Mi hija es muy risueña. Tiene permanentemente un gesto agradable en el rostro, incluso aunque se enfade. Definitivamente, resulta encantadora. Pero, claro, ¿qué voy a decir yo, que soy su padre?
Como decía, mi hija es muy risueña. Pero recuerdo especialmente un día en el que no dejaba de sonreír y le brillaban los ojos de extrema satisfacción. La primavera pasada, cuando aún iba a la guardería, Mª Carmen (mi mujer) y yo fuimos a visitarla una mañana con la excusa de explicar a su clase en qué trabajábamos. Era una misión que nos habían encomendado a todos los padres sus profesoras y que emprendíamos con entusiasmo. Mª Carmen contó a los cuarenta niños, sentados en el suelo y expectantes a su alrededor, que todos los días iba a una oficina y trabajaba con el ordenador. Para no repetir lo mismo y aburrirles, en mi caso les expliqué que escribía cuentos y, de hecho, les leí uno que había preparado expresamente para la ocasión, sobre dos vecinos muy bien avenidos, el señor Cuadrado y el señor Círculo. No eran más que seis frases, ilustradas con imágenes muy sencillas, pero fue suficiente. Irene, nuestra hija, contempló cómo sus padres hablaban ante sus compañeros de sus profesiones. Y la noté alegre, orgullosa, como una personita mayor.

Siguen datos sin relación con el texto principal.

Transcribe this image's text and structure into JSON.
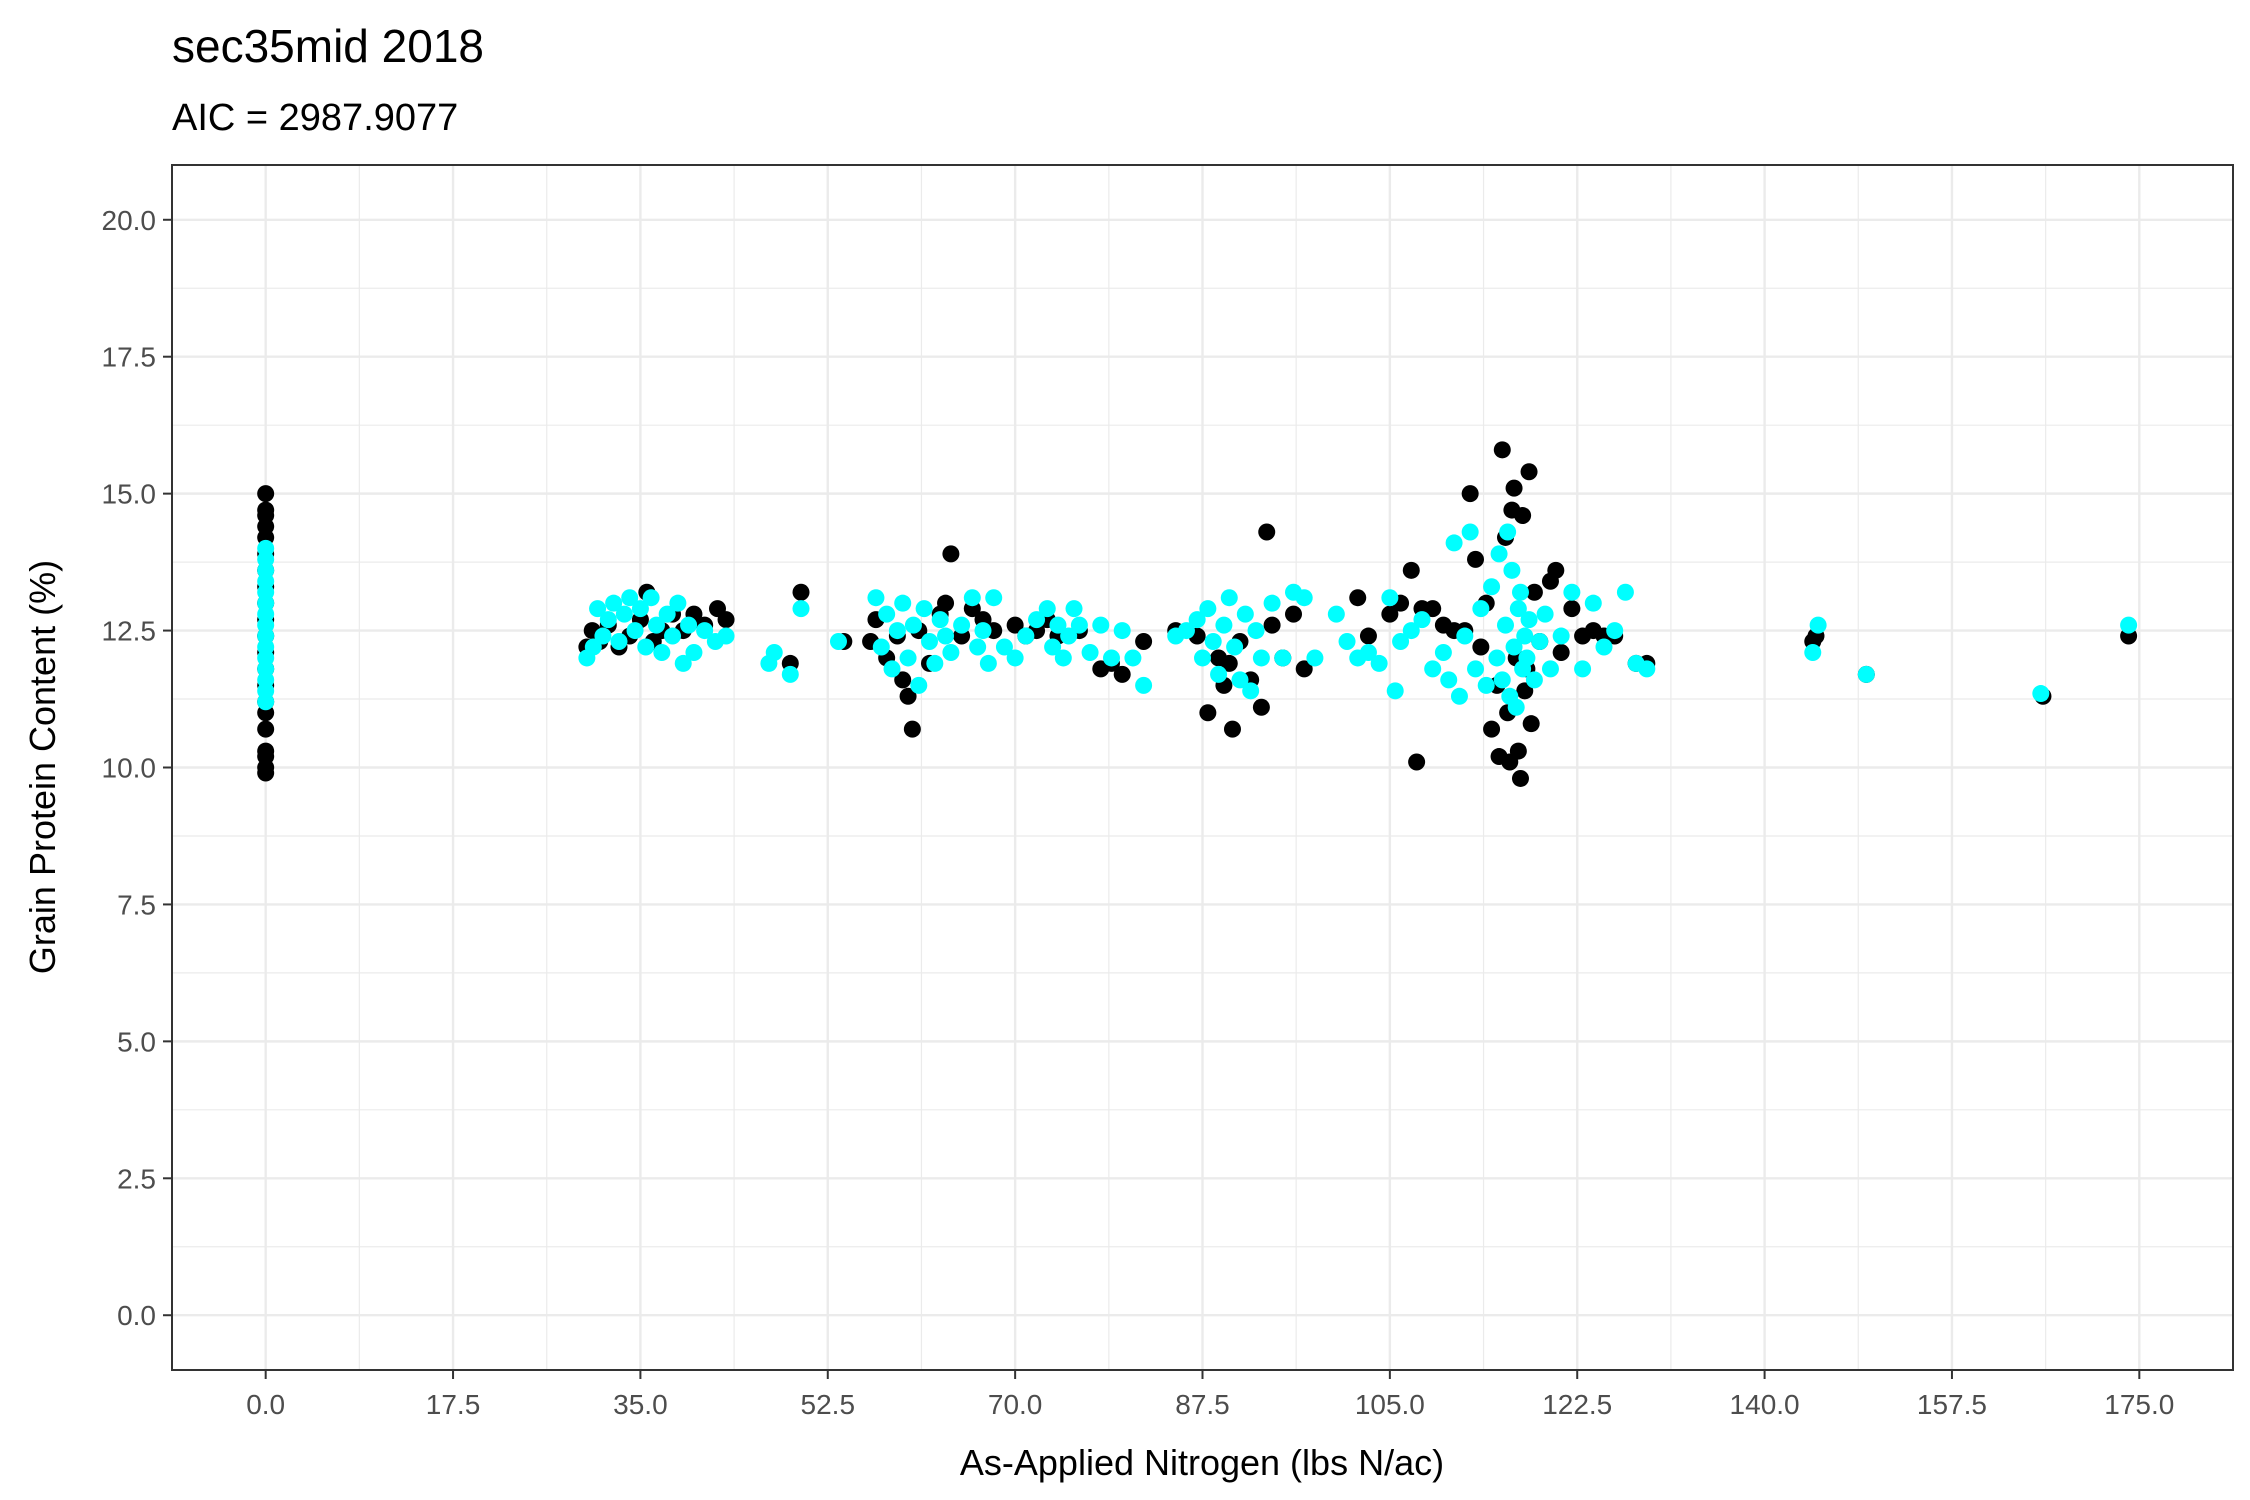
{
  "chart_data": {
    "type": "scatter",
    "title": "sec35mid 2018",
    "subtitle": "AIC = 2987.9077",
    "xlabel": "As-Applied Nitrogen (lbs N/ac)",
    "ylabel": "Grain Protein Content (%)",
    "xlim": [
      -8.75,
      183.75
    ],
    "ylim": [
      -1.0,
      21.0
    ],
    "x_ticks": [
      0,
      17.5,
      35,
      52.5,
      70,
      87.5,
      105,
      122.5,
      140,
      157.5,
      175
    ],
    "x_tick_labels": [
      "0.0",
      "17.5",
      "35.0",
      "52.5",
      "70.0",
      "87.5",
      "105.0",
      "122.5",
      "140.0",
      "157.5",
      "175.0"
    ],
    "y_ticks": [
      0,
      2.5,
      5,
      7.5,
      10,
      12.5,
      15,
      17.5,
      20
    ],
    "y_tick_labels": [
      "0.0",
      "2.5",
      "5.0",
      "7.5",
      "10.0",
      "12.5",
      "15.0",
      "17.5",
      "20.0"
    ],
    "grid": true,
    "legend": "none",
    "series": [
      {
        "color": "#000000",
        "role": "observed",
        "points": [
          [
            0,
            15.0
          ],
          [
            0,
            14.7
          ],
          [
            0,
            14.6
          ],
          [
            0,
            14.4
          ],
          [
            0,
            14.2
          ],
          [
            0,
            13.9
          ],
          [
            0,
            13.6
          ],
          [
            0,
            13.3
          ],
          [
            0,
            13.0
          ],
          [
            0,
            12.7
          ],
          [
            0,
            12.4
          ],
          [
            0,
            12.1
          ],
          [
            0,
            11.8
          ],
          [
            0,
            11.5
          ],
          [
            0,
            11.2
          ],
          [
            0,
            11.0
          ],
          [
            0,
            10.7
          ],
          [
            0,
            10.3
          ],
          [
            0,
            10.2
          ],
          [
            0,
            10.0
          ],
          [
            0,
            9.9
          ],
          [
            30.0,
            12.2
          ],
          [
            30.5,
            12.5
          ],
          [
            31.2,
            12.3
          ],
          [
            32.0,
            12.6
          ],
          [
            33.0,
            12.2
          ],
          [
            34.0,
            12.4
          ],
          [
            35.0,
            12.7
          ],
          [
            35.6,
            13.2
          ],
          [
            36.2,
            12.3
          ],
          [
            37.0,
            12.5
          ],
          [
            38.0,
            12.8
          ],
          [
            39.0,
            12.5
          ],
          [
            40.0,
            12.8
          ],
          [
            41.0,
            12.6
          ],
          [
            42.2,
            12.9
          ],
          [
            43.0,
            12.7
          ],
          [
            49.0,
            11.9
          ],
          [
            50.0,
            13.2
          ],
          [
            54.0,
            12.3
          ],
          [
            56.5,
            12.3
          ],
          [
            57.0,
            12.7
          ],
          [
            58.0,
            12.0
          ],
          [
            59.0,
            12.4
          ],
          [
            59.5,
            11.6
          ],
          [
            60.0,
            11.3
          ],
          [
            60.4,
            10.7
          ],
          [
            61.0,
            12.5
          ],
          [
            62.0,
            11.9
          ],
          [
            63.0,
            12.8
          ],
          [
            63.5,
            13.0
          ],
          [
            64.0,
            13.9
          ],
          [
            65.0,
            12.4
          ],
          [
            66.0,
            12.9
          ],
          [
            67.0,
            12.7
          ],
          [
            68.0,
            12.5
          ],
          [
            70.0,
            12.6
          ],
          [
            71.0,
            12.4
          ],
          [
            72.0,
            12.5
          ],
          [
            73.0,
            12.7
          ],
          [
            74.0,
            12.4
          ],
          [
            76.0,
            12.5
          ],
          [
            78.0,
            11.8
          ],
          [
            79.0,
            11.9
          ],
          [
            80.0,
            11.7
          ],
          [
            82.0,
            12.3
          ],
          [
            85.0,
            12.5
          ],
          [
            87.0,
            12.4
          ],
          [
            88.0,
            11.0
          ],
          [
            89.0,
            12.0
          ],
          [
            89.5,
            11.5
          ],
          [
            90.0,
            11.9
          ],
          [
            90.3,
            10.7
          ],
          [
            91.0,
            12.3
          ],
          [
            92.0,
            11.6
          ],
          [
            93.0,
            11.1
          ],
          [
            93.5,
            14.3
          ],
          [
            94.0,
            12.6
          ],
          [
            95.0,
            12.0
          ],
          [
            96.0,
            12.8
          ],
          [
            97.0,
            11.8
          ],
          [
            102.0,
            13.1
          ],
          [
            103.0,
            12.4
          ],
          [
            105.0,
            12.8
          ],
          [
            106.0,
            13.0
          ],
          [
            107.0,
            13.6
          ],
          [
            107.5,
            10.1
          ],
          [
            108.0,
            12.9
          ],
          [
            109.0,
            12.9
          ],
          [
            110.0,
            12.6
          ],
          [
            111.0,
            12.5
          ],
          [
            112.0,
            12.5
          ],
          [
            112.5,
            15.0
          ],
          [
            113.0,
            13.8
          ],
          [
            113.5,
            12.2
          ],
          [
            114.0,
            13.0
          ],
          [
            114.5,
            10.7
          ],
          [
            115.0,
            11.5
          ],
          [
            115.2,
            10.2
          ],
          [
            115.5,
            15.8
          ],
          [
            115.8,
            14.2
          ],
          [
            116.0,
            11.0
          ],
          [
            116.2,
            10.1
          ],
          [
            116.4,
            14.7
          ],
          [
            116.6,
            15.1
          ],
          [
            116.8,
            12.0
          ],
          [
            117.0,
            10.3
          ],
          [
            117.2,
            9.8
          ],
          [
            117.4,
            14.6
          ],
          [
            117.6,
            11.4
          ],
          [
            117.8,
            11.8
          ],
          [
            118.0,
            15.4
          ],
          [
            118.2,
            10.8
          ],
          [
            118.5,
            13.2
          ],
          [
            119.0,
            12.3
          ],
          [
            120.0,
            13.4
          ],
          [
            120.5,
            13.6
          ],
          [
            121.0,
            12.1
          ],
          [
            122.0,
            12.9
          ],
          [
            123.0,
            12.4
          ],
          [
            124.0,
            12.5
          ],
          [
            125.0,
            12.4
          ],
          [
            126.0,
            12.4
          ],
          [
            128.0,
            11.9
          ],
          [
            129.0,
            11.9
          ],
          [
            144.5,
            12.3
          ],
          [
            144.8,
            12.4
          ],
          [
            149.5,
            11.7
          ],
          [
            166.0,
            11.3
          ],
          [
            174.0,
            12.4
          ]
        ]
      },
      {
        "color": "#00ffff",
        "role": "predicted",
        "points": [
          [
            0,
            14.0
          ],
          [
            0,
            13.8
          ],
          [
            0,
            13.6
          ],
          [
            0,
            13.4
          ],
          [
            0,
            13.2
          ],
          [
            0,
            13.0
          ],
          [
            0,
            12.8
          ],
          [
            0,
            12.6
          ],
          [
            0,
            12.4
          ],
          [
            0,
            12.2
          ],
          [
            0,
            12.0
          ],
          [
            0,
            11.8
          ],
          [
            0,
            11.6
          ],
          [
            0,
            11.4
          ],
          [
            0,
            11.2
          ],
          [
            30.0,
            12.0
          ],
          [
            30.6,
            12.2
          ],
          [
            31.0,
            12.9
          ],
          [
            31.5,
            12.4
          ],
          [
            32.0,
            12.7
          ],
          [
            32.5,
            13.0
          ],
          [
            33.0,
            12.3
          ],
          [
            33.5,
            12.8
          ],
          [
            34.0,
            13.1
          ],
          [
            34.5,
            12.5
          ],
          [
            35.0,
            12.9
          ],
          [
            35.5,
            12.2
          ],
          [
            36.0,
            13.1
          ],
          [
            36.5,
            12.6
          ],
          [
            37.0,
            12.1
          ],
          [
            37.5,
            12.8
          ],
          [
            38.0,
            12.4
          ],
          [
            38.5,
            13.0
          ],
          [
            39.0,
            11.9
          ],
          [
            39.5,
            12.6
          ],
          [
            40.0,
            12.1
          ],
          [
            41.0,
            12.5
          ],
          [
            42.0,
            12.3
          ],
          [
            43.0,
            12.4
          ],
          [
            47.0,
            11.9
          ],
          [
            47.5,
            12.1
          ],
          [
            49.0,
            11.7
          ],
          [
            50.0,
            12.9
          ],
          [
            53.5,
            12.3
          ],
          [
            57.0,
            13.1
          ],
          [
            57.5,
            12.2
          ],
          [
            58.0,
            12.8
          ],
          [
            58.5,
            11.8
          ],
          [
            59.0,
            12.5
          ],
          [
            59.5,
            13.0
          ],
          [
            60.0,
            12.0
          ],
          [
            60.5,
            12.6
          ],
          [
            61.0,
            11.5
          ],
          [
            61.5,
            12.9
          ],
          [
            62.0,
            12.3
          ],
          [
            62.5,
            11.9
          ],
          [
            63.0,
            12.7
          ],
          [
            63.5,
            12.4
          ],
          [
            64.0,
            12.1
          ],
          [
            65.0,
            12.6
          ],
          [
            66.0,
            13.1
          ],
          [
            66.5,
            12.2
          ],
          [
            67.0,
            12.5
          ],
          [
            67.5,
            11.9
          ],
          [
            68.0,
            13.1
          ],
          [
            69.0,
            12.2
          ],
          [
            70.0,
            12.0
          ],
          [
            71.0,
            12.4
          ],
          [
            72.0,
            12.7
          ],
          [
            73.0,
            12.9
          ],
          [
            73.5,
            12.2
          ],
          [
            74.0,
            12.6
          ],
          [
            74.5,
            12.0
          ],
          [
            75.0,
            12.4
          ],
          [
            75.5,
            12.9
          ],
          [
            76.0,
            12.6
          ],
          [
            77.0,
            12.1
          ],
          [
            78.0,
            12.6
          ],
          [
            79.0,
            12.0
          ],
          [
            80.0,
            12.5
          ],
          [
            81.0,
            12.0
          ],
          [
            82.0,
            11.5
          ],
          [
            85.0,
            12.4
          ],
          [
            86.0,
            12.5
          ],
          [
            87.0,
            12.7
          ],
          [
            87.5,
            12.0
          ],
          [
            88.0,
            12.9
          ],
          [
            88.5,
            12.3
          ],
          [
            89.0,
            11.7
          ],
          [
            89.5,
            12.6
          ],
          [
            90.0,
            13.1
          ],
          [
            90.5,
            12.2
          ],
          [
            91.0,
            11.6
          ],
          [
            91.5,
            12.8
          ],
          [
            92.0,
            11.4
          ],
          [
            92.5,
            12.5
          ],
          [
            93.0,
            12.0
          ],
          [
            94.0,
            13.0
          ],
          [
            95.0,
            12.0
          ],
          [
            96.0,
            13.2
          ],
          [
            97.0,
            13.1
          ],
          [
            98.0,
            12.0
          ],
          [
            100.0,
            12.8
          ],
          [
            101.0,
            12.3
          ],
          [
            102.0,
            12.0
          ],
          [
            103.0,
            12.1
          ],
          [
            104.0,
            11.9
          ],
          [
            105.0,
            13.1
          ],
          [
            105.5,
            11.4
          ],
          [
            106.0,
            12.3
          ],
          [
            107.0,
            12.5
          ],
          [
            108.0,
            12.7
          ],
          [
            109.0,
            11.8
          ],
          [
            110.0,
            12.1
          ],
          [
            110.5,
            11.6
          ],
          [
            111.0,
            14.1
          ],
          [
            111.5,
            11.3
          ],
          [
            112.0,
            12.4
          ],
          [
            112.5,
            14.3
          ],
          [
            113.0,
            11.8
          ],
          [
            113.5,
            12.9
          ],
          [
            114.0,
            11.5
          ],
          [
            114.5,
            13.3
          ],
          [
            115.0,
            12.0
          ],
          [
            115.2,
            13.9
          ],
          [
            115.5,
            11.6
          ],
          [
            115.8,
            12.6
          ],
          [
            116.0,
            14.3
          ],
          [
            116.2,
            11.3
          ],
          [
            116.4,
            13.6
          ],
          [
            116.6,
            12.2
          ],
          [
            116.8,
            11.1
          ],
          [
            117.0,
            12.9
          ],
          [
            117.2,
            13.2
          ],
          [
            117.4,
            11.8
          ],
          [
            117.6,
            12.4
          ],
          [
            117.8,
            12.0
          ],
          [
            118.0,
            12.7
          ],
          [
            118.5,
            11.6
          ],
          [
            119.0,
            12.3
          ],
          [
            119.5,
            12.8
          ],
          [
            120.0,
            11.8
          ],
          [
            121.0,
            12.4
          ],
          [
            122.0,
            13.2
          ],
          [
            123.0,
            11.8
          ],
          [
            124.0,
            13.0
          ],
          [
            125.0,
            12.2
          ],
          [
            126.0,
            12.5
          ],
          [
            127.0,
            13.2
          ],
          [
            128.0,
            11.9
          ],
          [
            129.0,
            11.8
          ],
          [
            144.5,
            12.1
          ],
          [
            145.0,
            12.6
          ],
          [
            149.5,
            11.7
          ],
          [
            165.8,
            11.35
          ],
          [
            174.0,
            12.6
          ]
        ]
      }
    ]
  }
}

Me he acordado de esto porque este domingo, Irene (que aún tiene 3 años) volvió a comportarse como una niña de más edad. Después de jugar con la madre a maquillarse, se puso a bailar y cantar una canción que se ha inventado y que prácticamente me dedica a mí, una canción que habla de una princesa gitana y de su príncipe. La emoción que siento cuando hace estas cosas, con lo pequeña que parece, resulta indescriptible. Y eso que, cuando se enfada, no es nada remilgada. A menudo protesta contra mi autoridad y mi poder gritando: "¡Papá! ¡No te quiero mucho!" Pero, cuando lo dices así, es porque algo me quieres, hija, algo me quieres.